GH-32240: [C#] Support decompression of IPC format buffers #33603

adamreeve · 2023-01-11T02:32:26Z

Which issue does this PR close?

Closes #32240 / https://issues.apache.org/jira/browse/ARROW-16921

What changes are included in this PR?

This PR implements decompression support for Arrow IPC format files and streams in the dotnet/C# library.

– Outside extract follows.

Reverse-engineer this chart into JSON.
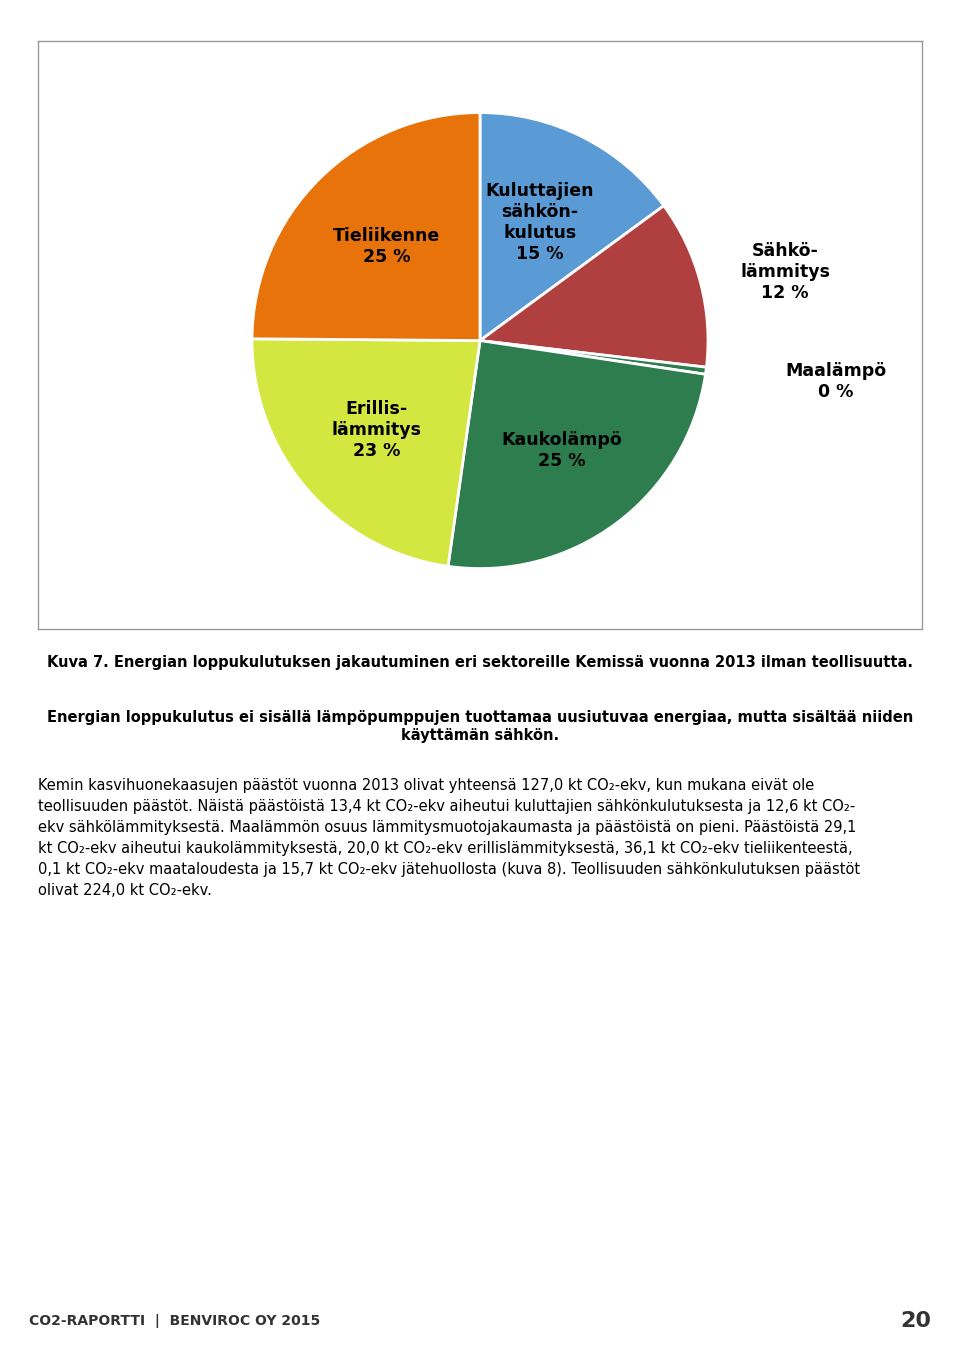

This PR originally provided a reflection based implementation to avoid pulling in new dependencies but now only adds a new ICompressionCodecFactory interface that users must implement for decompression support, although I intend to add a new package that implements this in #33893. The original description is below:

The main concern raised in the above Jira issue was that we don't want to add new NuGet package dependencies to support decompression formats that won't be needed by most users, so a default CompressionProvider implementation has been added that uses reflection to use the ZstdNet package for ZSTD decompression and K4os.Compression.LZ4.Streams and CommunityToolkit.HighPerformance for LZ4 Frame support if they are available. The netstandard1.3 target has decompression support disabled due to some reflection functionality being missing, and neither ZstdNet or K4os.Compression.LZ4.Streams support netstandard1.3.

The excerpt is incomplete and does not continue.